In response to increasing reports of downcoding by third-party payers, the American Dental Association is ready to support states and dental providers in addressing the practice and preventing it from becoming a universal policy.
Downcoding occurs when a payer uses a procedure code that is different from the one reported on the claim by the dentist so that the reimbursement amount is less than it would be for the submitted code. The ADA adopted a policy in 2016 strongly opposing forms of claims payment abuse by payers, including downcoding.
“When the ADA confronts insurance carriers, we are often told that the dentist chose to sign the contract and has permitted them to follow their processing policies. However, downcoding can negatively impact providers financially, confuse patients and erode dentists’ clinical judgment and trust in payer relationships,” said ADA President Brett Kessler, D.D.S.
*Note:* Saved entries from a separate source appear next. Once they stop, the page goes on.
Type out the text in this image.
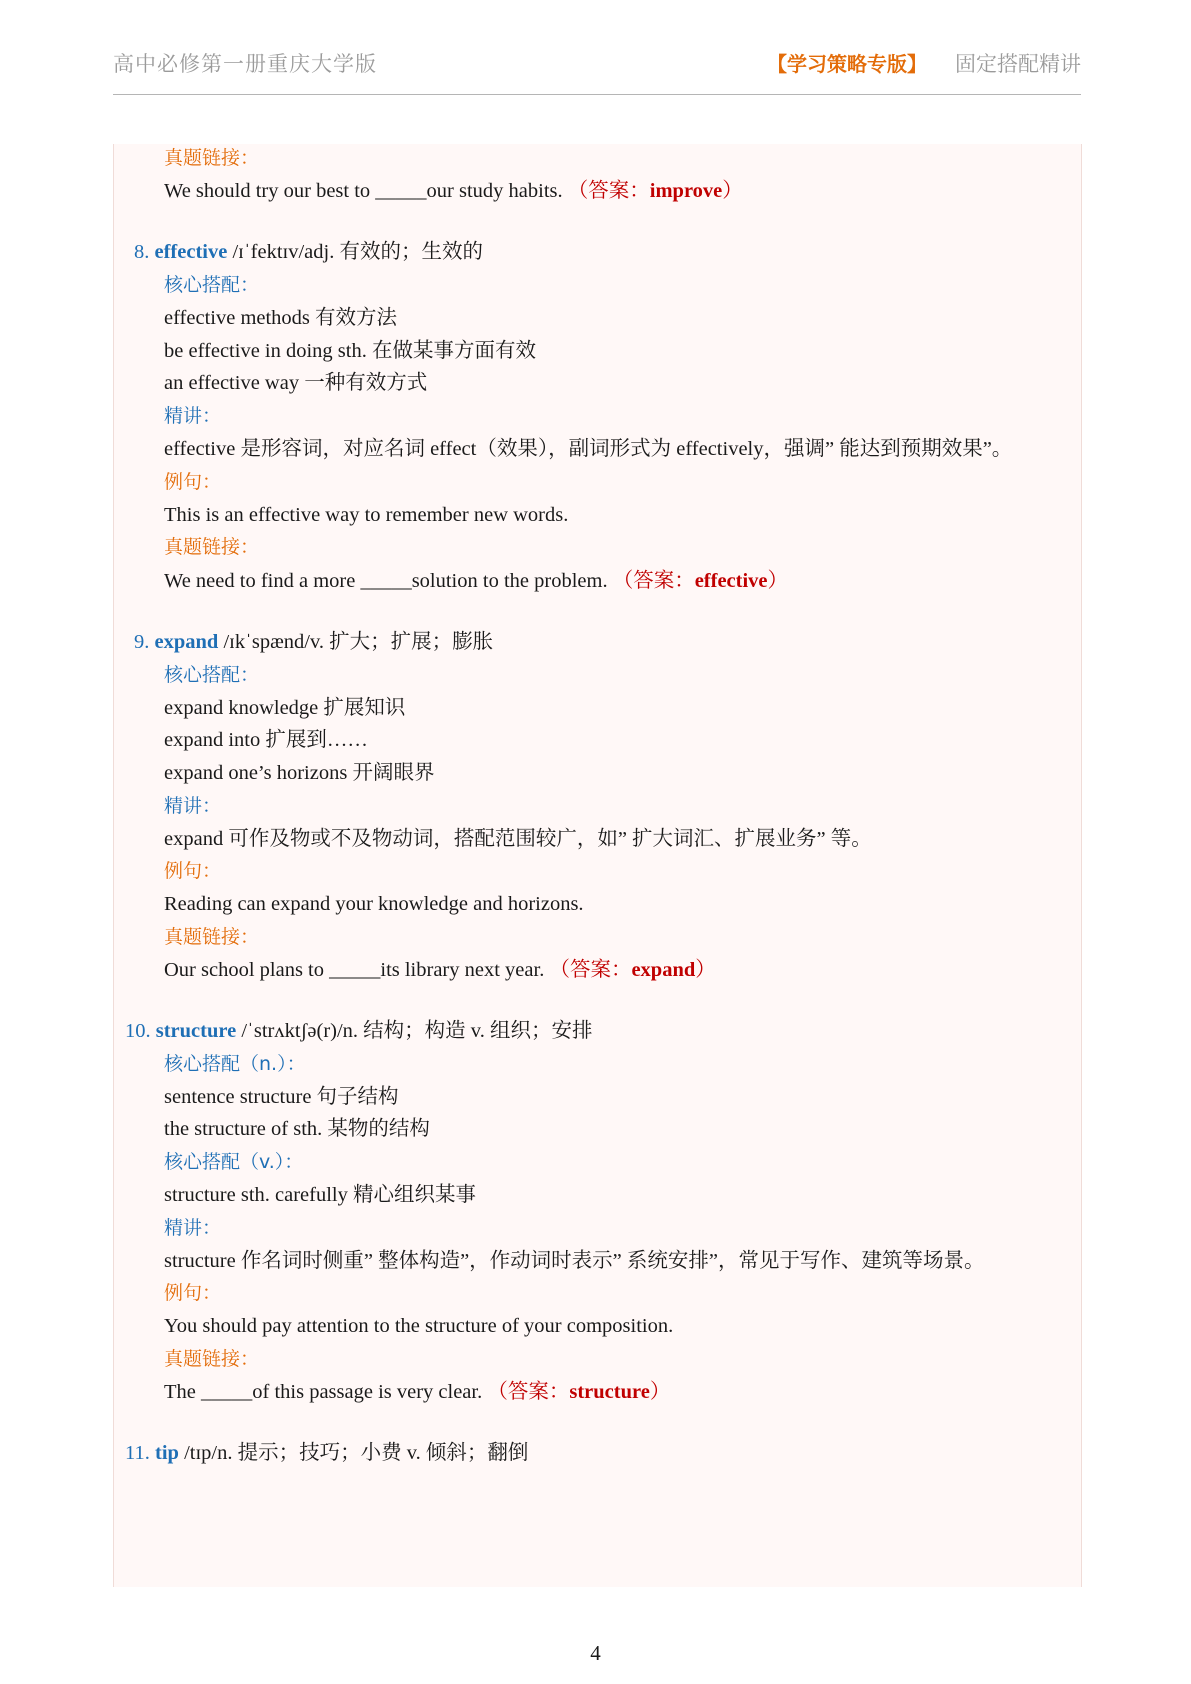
高中必修第一册重庆大学版	【学习策略专版】 固定搭配精讲
真题链接：
We should try our best to _____our study habits. （答案：improve）
8. effective /ɪˈfektɪv/adj. 有效的；生效的
核心搭配：
effective methods 有效方法
be effective in doing sth. 在做某事方面有效
an effective way 一种有效方式
精讲：
effective 是形容词，对应名词 effect（效果），副词形式为 effectively，强调” 能达到预期效果”。
例句：
This is an effective way to remember new words.
真题链接：
We need to find a more _____solution to the problem. （答案：effective）
9. expand /ɪkˈspænd/v. 扩大；扩展；膨胀
核心搭配：
expand knowledge 扩展知识
expand into 扩展到……
expand one’s horizons 开阔眼界
精讲：
expand 可作及物或不及物动词，搭配范围较广，如” 扩大词汇、扩展业务” 等。
例句：
Reading can expand your knowledge and horizons.
真题链接：
Our school plans to _____its library next year. （答案：expand）
10. structure /ˈstrʌktʃə(r)/n. 结构；构造 v. 组织；安排
核心搭配（n.）：
sentence structure 句子结构
the structure of sth. 某物的结构
核心搭配（v.）：
structure sth. carefully 精心组织某事
精讲：
structure 作名词时侧重” 整体构造”，作动词时表示” 系统安排”，常见于写作、建筑等场景。
例句：
You should pay attention to the structure of your composition.
真题链接：
The _____of this passage is very clear. （答案：structure）
11. tip /tɪp/n. 提示；技巧；小费 v. 倾斜；翻倒
4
Recently, a dentist reported placing a resin-based restoration that extended from the proximal to the buccal/lingual surface of the tooth without interruption with procedure code D2392 resin-based composite — two surfaces, posterior, but was paid by a Delta Dental member company for a single-surface restoration.
In response, the ADA Council on Dental Benefit Programs reached out to the plan and was told paying multisurface restorations as single-surface restorations was a Delta Dental Plans Association national policy set by the association’s policy committee. The Delta Dental Plans Association is a nonprofit national association made up of 39 member companies that provide dental insurance.
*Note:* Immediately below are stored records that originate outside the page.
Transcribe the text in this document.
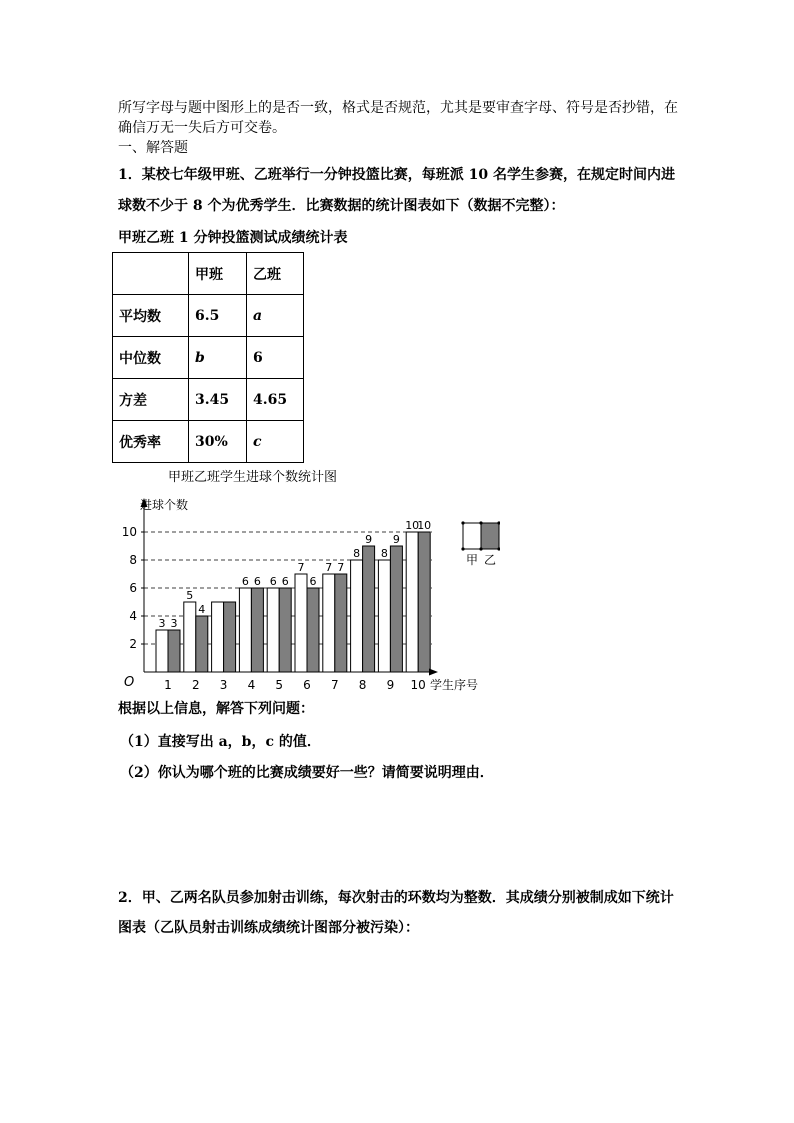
所写字母与题中图形上的是否一致，格式是否规范，尤其是要审查字母、符号是否抄错，在
确信万无一失后方可交卷。
一、解答题
1．某校七年级甲班、乙班举行一分钟投篮比赛，每班派 10 名学生参赛，在规定时间内进
球数不少于 8 个为优秀学生．比赛数据的统计图表如下（数据不完整）：
甲班乙班 1 分钟投篮测试成绩统计表
	甲班	乙班
平均数	6.5	a
中位数	b	6
方差	3.45	4.65
优秀率	30%	c
甲班乙班学生进球个数统计图
3 3
5
4
6 6 6 6
7
6
7 7
8
9
8
9
10
10
2
4
6
8
10
1 2 3 4 5 6 7 8 9 10
进球个数
学生序号
O
甲 乙
根据以上信息，解答下列问题：
（1）直接写出 a，b，c 的值．
（2）你认为哪个班的比赛成绩要好一些？请简要说明理由．
2．甲、乙两名队员参加射击训练，每次射击的环数均为整数．其成绩分别被制成如下统计
图表（乙队员射击训练成绩统计图部分被污染）：
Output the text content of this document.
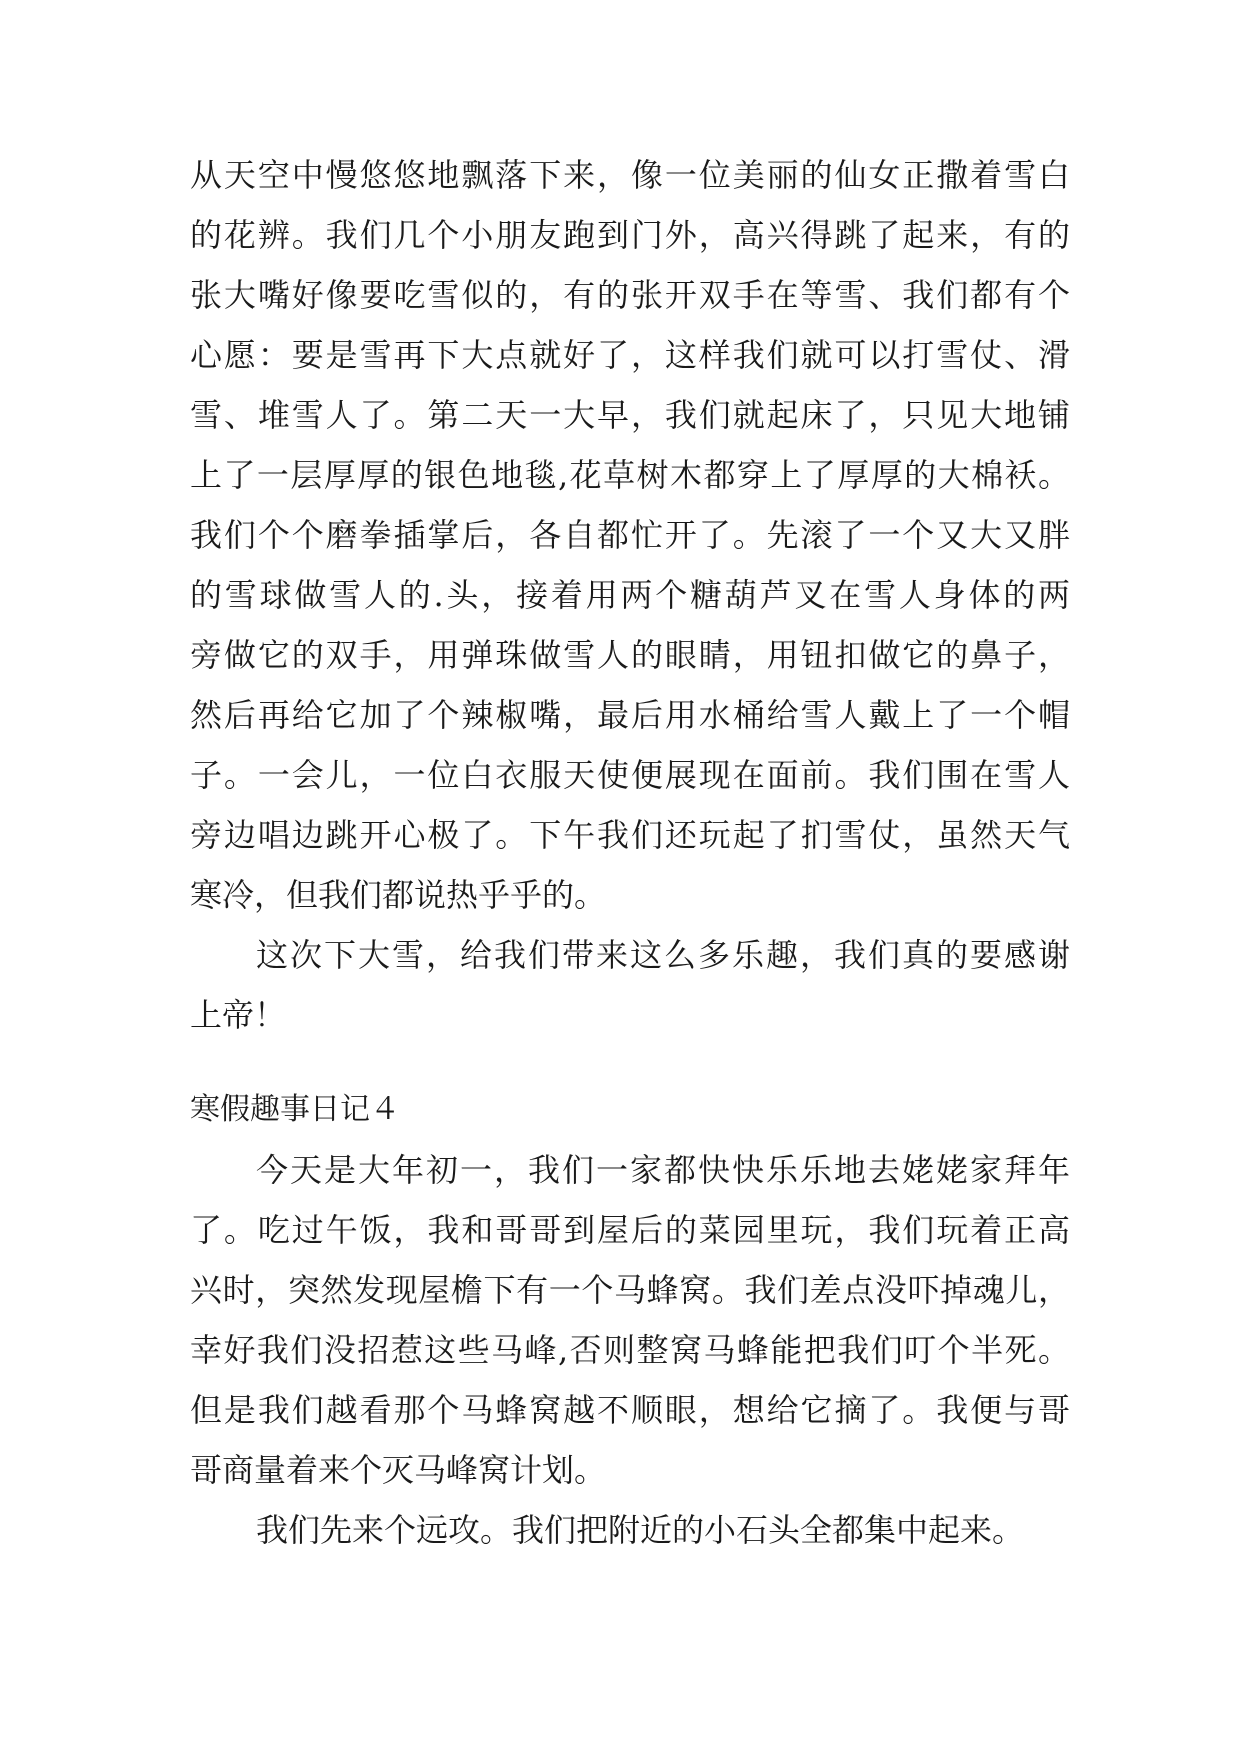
从天空中慢悠悠地飘落下来，像一位美丽的仙女正撒着雪白
的花辨。我们几个小朋友跑到门外，高兴得跳了起来，有的
张大嘴好像要吃雪似的，有的张开双手在等雪、我们都有个
心愿：要是雪再下大点就好了，这样我们就可以打雪仗、滑
雪、堆雪人了。第二天一大早，我们就起床了，只见大地铺
上了一层厚厚的银色地毯,花草树木都穿上了厚厚的大棉袄。
我们个个磨拳插掌后，各自都忙开了。先滚了一个又大又胖
的雪球做雪人的.头，接着用两个糖葫芦叉在雪人身体的两
旁做它的双手，用弹珠做雪人的眼睛，用钮扣做它的鼻子，
然后再给它加了个辣椒嘴，最后用水桶给雪人戴上了一个帽
子。一会儿，一位白衣服天使便展现在面前。我们围在雪人
旁边唱边跳开心极了。下午我们还玩起了扪雪仗，虽然天气
寒冷，但我们都说热乎乎的。
这次下大雪，给我们带来这么多乐趣，我们真的要感谢
上帝！
寒假趣事日记４
今天是大年初一，我们一家都快快乐乐地去姥姥家拜年
了。吃过午饭，我和哥哥到屋后的菜园里玩，我们玩着正高
兴时，突然发现屋檐下有一个马蜂窝。我们差点没吓掉魂儿，
幸好我们没招惹这些马峰,否则整窝马蜂能把我们叮个半死。
但是我们越看那个马蜂窝越不顺眼，想给它摘了。我便与哥
哥商量着来个灭马峰窝计划。
我们先来个远攻。我们把附近的小石头全都集中起来。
ADA leaders then followed up with a letter to the association, expressing their concerns with the policy and asking for the justification and reasoning behind it. The association responded with its own letter, indicating claims issues must be resolved with individual Delta Dental member companies.
“This back-and-forth approach leaves providers without clear recourse, and this policy leads to administrative strain and inconsistency across states,” said Mark A. Moats, D.M.D., chair of the ADA Council on Dental Benefit Programs. “A network provider, who has signed up with a specific Delta Dental plan, has to monitor the processing of all the other Delta Dental plans’ interpretations of how Delta adjudicates claims. It can be exhausting.”
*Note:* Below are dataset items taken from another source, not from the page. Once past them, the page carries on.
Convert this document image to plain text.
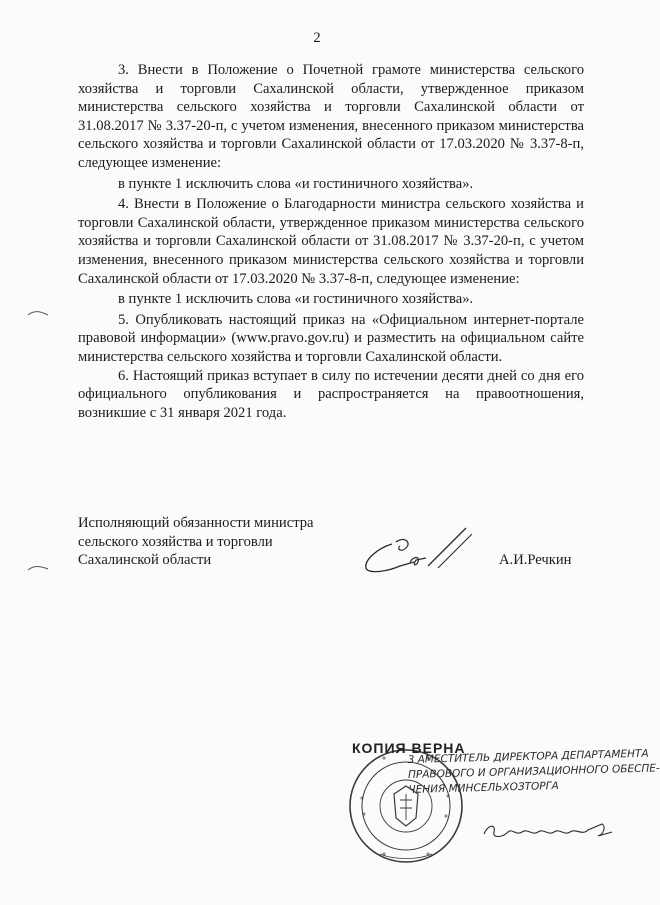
2

3. Внести в Положение о Почетной грамоте министерства сельского хозяйства и торговли Сахалинской области, утвержденное приказом министерства сельского хозяйства и торговли Сахалинской области от 31.08.2017 № 3.37-20-п, с учетом изменения, внесенного приказом министерства сельского хозяйства и торговли Сахалинской области от 17.03.2020 № 3.37-8-п, следующее изменение:

в пункте 1 исключить слова «и гостиничного хозяйства».

4. Внести в Положение о Благодарности министра сельского хозяйства и торговли Сахалинской области, утвержденное приказом министерства сельского хозяйства и торговли Сахалинской области от 31.08.2017 № 3.37-20-п, с учетом изменения, внесенного приказом министерства сельского хозяйства и торговли Сахалинской области от 17.03.2020 № 3.37-8-п, следующее изменение:

в пункте 1 исключить слова «и гостиничного хозяйства».

5. Опубликовать настоящий приказ на «Официальном интернет-портале правовой информации» (www.pravo.gov.ru) и разместить на официальном сайте министерства сельского хозяйства и торговли Сахалинской области.

6. Настоящий приказ вступает в силу по истечении десяти дней со дня его официального опубликования и распространяется на правоотношения, возникшие с 31 января 2021 года.

Исполняющий обязанности министра
сельского хозяйства и торговли
Сахалинской области	А.И.Речкин
КОПИЯ ВЕРНА
3 АМЕСТИТЕЛЬ ДИРЕКТОРА ДЕПАРТАМЕНТА
ПРАВОВОГО И ОРГАНИЗАЦИОННОГО ОБЕСПЕ-
ЧЕНИЯ МИНСЕЛЬХОЗТОРГА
The ADA is aware of other instances of downcoding, including payers downcoding three-surface restorations to two-surface restorations and posterior composite restorations to amalgam restorations. Some plans have also rejected code D1110 prophylaxis — adult in favor of D1120 prophylaxis — child for a 12-year-old patient with adult dentition because they defined a patient younger than 14 as a child, regardless of the dentition present.
The ADA Council on Dental Benefit Programs urges state dental associations and dentists to stay vigilant and raise concerns directly with their local Delta Dental member companies to help ensure fair claims processing and protect patient care decisions. It also recommends that providers continue to appeal payer decisions to downcode claims.